СЕНТ-ДЕЙВИДС, 25 ноября 1871 г.
БОЖЕ мой! и дорогая вы, еще больше. Если бы я писал вам «часто», в каком состоянии были бы мы оба? Я — очень пустой, а вы — с большим шумом в ушах. Подумайте о бункере, в котором очень мало зерна, чтобы продолжать трястись! Это был бы очень неразумный бункер.
Я смеюсь над собой, пока пишу это, ибо я не пустой бункер, и если бы я мог «найти в своем сердце отдать вам всю свою утомительность», вы бы тоже смеялись надо мной. Да, но в каком смысле вы бы смеялись? Вот в чем вопрос. Я смеюсь над собой, гордо, называя себя пустым; а вы, возможно, смеялись бы надо мной жалостливо, обнаружив меня таким.
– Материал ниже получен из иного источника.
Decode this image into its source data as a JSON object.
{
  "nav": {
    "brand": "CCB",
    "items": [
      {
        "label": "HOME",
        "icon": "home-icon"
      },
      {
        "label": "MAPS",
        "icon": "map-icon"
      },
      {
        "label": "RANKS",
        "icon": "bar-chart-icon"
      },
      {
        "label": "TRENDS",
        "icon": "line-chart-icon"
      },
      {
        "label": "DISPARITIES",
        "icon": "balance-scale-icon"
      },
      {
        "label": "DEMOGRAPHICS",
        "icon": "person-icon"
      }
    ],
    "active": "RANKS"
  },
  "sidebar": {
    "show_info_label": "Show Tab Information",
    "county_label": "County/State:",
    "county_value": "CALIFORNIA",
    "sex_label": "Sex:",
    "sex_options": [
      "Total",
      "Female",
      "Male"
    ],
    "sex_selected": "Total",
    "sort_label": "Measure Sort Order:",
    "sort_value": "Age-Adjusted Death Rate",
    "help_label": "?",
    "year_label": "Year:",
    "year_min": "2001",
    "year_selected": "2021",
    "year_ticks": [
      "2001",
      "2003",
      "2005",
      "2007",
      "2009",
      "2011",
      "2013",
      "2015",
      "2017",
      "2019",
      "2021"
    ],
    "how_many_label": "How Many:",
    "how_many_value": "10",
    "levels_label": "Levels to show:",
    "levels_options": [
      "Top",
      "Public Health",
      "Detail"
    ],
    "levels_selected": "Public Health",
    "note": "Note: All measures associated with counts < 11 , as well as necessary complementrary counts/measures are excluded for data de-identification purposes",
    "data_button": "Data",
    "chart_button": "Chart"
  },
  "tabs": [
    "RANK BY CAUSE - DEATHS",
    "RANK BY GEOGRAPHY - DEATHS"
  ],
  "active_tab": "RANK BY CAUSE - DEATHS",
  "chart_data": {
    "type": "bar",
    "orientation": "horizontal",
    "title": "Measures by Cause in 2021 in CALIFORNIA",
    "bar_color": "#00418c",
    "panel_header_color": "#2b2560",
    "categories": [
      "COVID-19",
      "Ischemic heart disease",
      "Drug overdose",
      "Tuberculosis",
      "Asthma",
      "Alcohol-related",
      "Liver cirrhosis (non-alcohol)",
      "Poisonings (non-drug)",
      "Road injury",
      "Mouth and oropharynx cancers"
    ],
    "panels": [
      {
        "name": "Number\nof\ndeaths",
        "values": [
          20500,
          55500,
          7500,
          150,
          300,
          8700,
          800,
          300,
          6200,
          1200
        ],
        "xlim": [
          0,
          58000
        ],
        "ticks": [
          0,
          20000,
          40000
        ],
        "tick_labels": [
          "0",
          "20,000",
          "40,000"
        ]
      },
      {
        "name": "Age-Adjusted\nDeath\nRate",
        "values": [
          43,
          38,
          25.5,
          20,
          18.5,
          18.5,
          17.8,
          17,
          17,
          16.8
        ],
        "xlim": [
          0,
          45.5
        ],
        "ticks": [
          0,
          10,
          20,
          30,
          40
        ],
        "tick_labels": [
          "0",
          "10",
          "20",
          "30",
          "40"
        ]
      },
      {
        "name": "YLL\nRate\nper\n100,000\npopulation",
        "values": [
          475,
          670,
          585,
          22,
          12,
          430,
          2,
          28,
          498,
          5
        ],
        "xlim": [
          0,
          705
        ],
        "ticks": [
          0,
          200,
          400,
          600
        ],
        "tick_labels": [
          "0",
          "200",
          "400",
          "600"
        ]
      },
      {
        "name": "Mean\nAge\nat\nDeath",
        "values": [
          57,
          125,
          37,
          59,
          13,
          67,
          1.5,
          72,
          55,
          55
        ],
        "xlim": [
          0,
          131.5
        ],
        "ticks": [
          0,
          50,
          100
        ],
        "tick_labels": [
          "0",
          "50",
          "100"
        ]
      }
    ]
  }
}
Но перемирие с этой чепухой. Любой найдет, о чем написать, если будет писать то, что у него внутри. Вы когда-нибудь много читали немецких писем — тех, например, Пертеса и его друзей? Они полны религии, чего, я думаю, нет в наших американских письмах. Мы, кажется, были воспитаны, особенно мы, унитарии, к большой сдержанности в этом вопросе. Я помню, как Чаннинг проповедовал против такой сдержанности. Это отчасти, я полагаю, реакция против профессионализма. Но есть и другая причина; и она заключается в том, что религия стала, при более рациональной культуре, такой частью всей нашей жизни, мысли и бытия, что формально выражать свои чувства по этому поводу кажется нам ненужным и дурным тоном, как если бы мы говорили, как сильно мы любим знания или литературу, или как сильно мы любим наших друзей или наших детей. Много разговоров такого рода, кажется, вызывает сомнение, по смыслу, в самой вещи, о которой идет речь. Чаннинг постоянно говорил о религии — то есть все сводилось к этому, — но никогда о своих собственных религиозных чувствах. Обязательно достаньте жизнь Пертеса, если вы ее никогда не читали. Она и «Палисси-гончар» — одни из самых интересных биографий, которые я знаю.